Either way, she did not truly believe that this was going to be her life.

Yes, she fantasized about the girls in the magazines, and was herself surprised when she got signed. She mused about the hand of fate, and how only because she was tall and skinny she had this opportunity.

She didn't tell anyone at school. Because they knew what they would think: 'who do you think you are?'

She did her best to stay humble to avoid the risk of being ostracized.

She started getting jobs. Nothing special. Catalogues, tv placements. Local businesses (which she was always worried about in case somebody from school saw).

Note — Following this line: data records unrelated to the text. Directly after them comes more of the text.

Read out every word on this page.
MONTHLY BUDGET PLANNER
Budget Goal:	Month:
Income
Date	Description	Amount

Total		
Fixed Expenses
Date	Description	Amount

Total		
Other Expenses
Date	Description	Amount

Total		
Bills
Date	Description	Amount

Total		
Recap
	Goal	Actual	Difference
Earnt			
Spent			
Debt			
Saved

One day that summer, she was lying on the cool leather ouch, slowly eating a lime popsicle in the middle of the day, trying desperately to beat the heat.

It was the day after her 15th birthday, and she got a call from the agency.

Pack your bags. They said. You're going to Paris.

Paris, Texas?

France.

By some stroke of luck, an up and coming designer saw her in one of the international catalogues and decided she would be a perfect fit for the brand.

Paris! When she hasn't even been out East of the US.

She looked at her parents, her parents looked at her, and with a shrug let her go. Her mother was convicted it would be good for her character. Her father didn't understand the modelling business, but told her to be careful - just in case.

And that was it. Her break. After Paris, she signed on with a bigger agency in NY, on the condition that once she turn 18 she would move to the city and model full time.

But even before that, she had to start home school her junior year. After Paris it was Tokyo, and then Berlin and a variety of other cities that she provably would never have gone to if she stayed in the Midwest.

After Paris, something in her clicked. Once she had a taste of this otherworld, this intoxicating jungle of the underworld of glamour and models and beauty and youth...she knew she could never go back to her old life. She wanted this. Not her basic high school friends, not the life that was waiting or her after in that town. But this. The promise of something altogether bigger than her.